O Instituto Nacional do Seguro Social (INSS) suspendeu nesta sexta-feira (16) a transferência de aproximadamente R$ 2 bilhões ao Banco Master, após identificar indícios de irregularidades e descumprimento de normas em cerca de 254 mil contratos de empréstimos consignados firmados com aposentados e pensionistas.
O presidente do INSS, Gilberto Waller Júnior, confirmou que os recursos permanecerão retidos até que a instituição financeira comprove a regularidade das operações. Embora o Banco Master esteja impedido de firmar novos contratos desde setembro de 2025, o banco continuava recebendo repasses referentes a acordos antigos.

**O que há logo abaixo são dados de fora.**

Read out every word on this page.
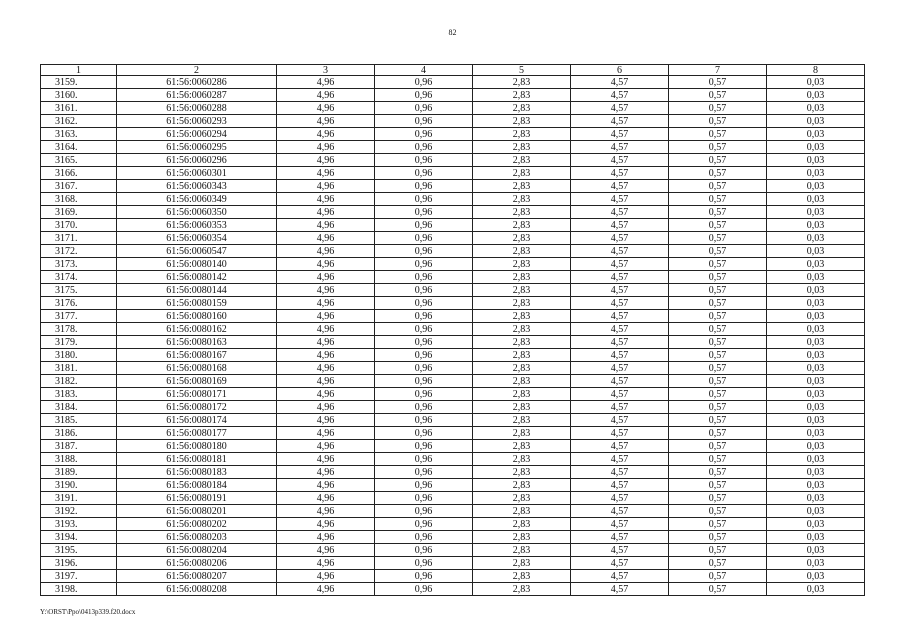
82
1	2	3	4	5	6	7	8
3159.	61:56:0060286	4,96	0,96	2,83	4,57	0,57	0,03
3160.	61:56:0060287	4,96	0,96	2,83	4,57	0,57	0,03
3161.	61:56:0060288	4,96	0,96	2,83	4,57	0,57	0,03
3162.	61:56:0060293	4,96	0,96	2,83	4,57	0,57	0,03
3163.	61:56:0060294	4,96	0,96	2,83	4,57	0,57	0,03
3164.	61:56:0060295	4,96	0,96	2,83	4,57	0,57	0,03
3165.	61:56:0060296	4,96	0,96	2,83	4,57	0,57	0,03
3166.	61:56:0060301	4,96	0,96	2,83	4,57	0,57	0,03
3167.	61:56:0060343	4,96	0,96	2,83	4,57	0,57	0,03
3168.	61:56:0060349	4,96	0,96	2,83	4,57	0,57	0,03
3169.	61:56:0060350	4,96	0,96	2,83	4,57	0,57	0,03
3170.	61:56:0060353	4,96	0,96	2,83	4,57	0,57	0,03
3171.	61:56:0060354	4,96	0,96	2,83	4,57	0,57	0,03
3172.	61:56:0060547	4,96	0,96	2,83	4,57	0,57	0,03
3173.	61:56:0080140	4,96	0,96	2,83	4,57	0,57	0,03
3174.	61:56:0080142	4,96	0,96	2,83	4,57	0,57	0,03
3175.	61:56:0080144	4,96	0,96	2,83	4,57	0,57	0,03
3176.	61:56:0080159	4,96	0,96	2,83	4,57	0,57	0,03
3177.	61:56:0080160	4,96	0,96	2,83	4,57	0,57	0,03
3178.	61:56:0080162	4,96	0,96	2,83	4,57	0,57	0,03
3179.	61:56:0080163	4,96	0,96	2,83	4,57	0,57	0,03
3180.	61:56:0080167	4,96	0,96	2,83	4,57	0,57	0,03
3181.	61:56:0080168	4,96	0,96	2,83	4,57	0,57	0,03
3182.	61:56:0080169	4,96	0,96	2,83	4,57	0,57	0,03
3183.	61:56:0080171	4,96	0,96	2,83	4,57	0,57	0,03
3184.	61:56:0080172	4,96	0,96	2,83	4,57	0,57	0,03
3185.	61:56:0080174	4,96	0,96	2,83	4,57	0,57	0,03
3186.	61:56:0080177	4,96	0,96	2,83	4,57	0,57	0,03
3187.	61:56:0080180	4,96	0,96	2,83	4,57	0,57	0,03
3188.	61:56:0080181	4,96	0,96	2,83	4,57	0,57	0,03
3189.	61:56:0080183	4,96	0,96	2,83	4,57	0,57	0,03
3190.	61:56:0080184	4,96	0,96	2,83	4,57	0,57	0,03
3191.	61:56:0080191	4,96	0,96	2,83	4,57	0,57	0,03
3192.	61:56:0080201	4,96	0,96	2,83	4,57	0,57	0,03
3193.	61:56:0080202	4,96	0,96	2,83	4,57	0,57	0,03
3194.	61:56:0080203	4,96	0,96	2,83	4,57	0,57	0,03
3195.	61:56:0080204	4,96	0,96	2,83	4,57	0,57	0,03
3196.	61:56:0080206	4,96	0,96	2,83	4,57	0,57	0,03
3197.	61:56:0080207	4,96	0,96	2,83	4,57	0,57	0,03
3198.	61:56:0080208	4,96	0,96	2,83	4,57	0,57	0,03
Y:\ORST\Ppo\0413p339.f20.docx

A medida do INSS foi adotada dois dias após a Polícia Federal deflagrar a segunda fase da Operação Compliance Zero, que teve como alvo o Banco Master. A ação foi autorizada pelo ministro Dias Toffoli, do Supremo Tribunal Federal, e incluiu mandados de busca e apreensão em endereços ligados ao banqueiro Daniel Vorcaro, a familiares e ao investidor Nelson Tanure.
Segundo auditoria técnica do INSS, foram identificadas falhas consideradas graves na documentação apresentada pelo banco. Entre os principais problemas estão a ausência de código QR para validação de assinaturas eletrônicas, falta de transparência nos contratos — que não informavam adequadamente a taxa de juros nem o Custo Efetivo Total (CET) — e um aumento expressivo de reclamações de beneficiários na ouvidoria do instituto.
Diante desse cenário, o INSS agendou uma reunião com o liquidante do banco, Eduardo Félix Bianchi, para definir um prazo de regularização. Caso a validade dos contratos não seja comprovada, as operações poderão ser canceladas, com devolução dos valores aos segurados.
Paralelamente ao bloqueio dos repasses ao Banco Master, o INSS anunciou um acordo com a Febraban e a ABBC para retomar a cobrança do custo operacional das instituições que oferecem crédito consignado.
Pelo acordo, os bancos deverão pagar R$ 148,4 milhões para continuar operando nessa modalidade. A cobrança estava suspensa desde 2022 e, segundo o INSS, tem como objetivo fortalecer a governança e ampliar a fiscalização sobre o sistema de empréstimos consignados.
Gilberto Waller Júnior recomendou ainda que aposentados e pensionistas que identifiquem descontos indevidos em seus benefícios, especialmente a partir de setembro de 2025, procurem a ouvidoria do INSS para registrar reclamações e solicitar apuração dos casos.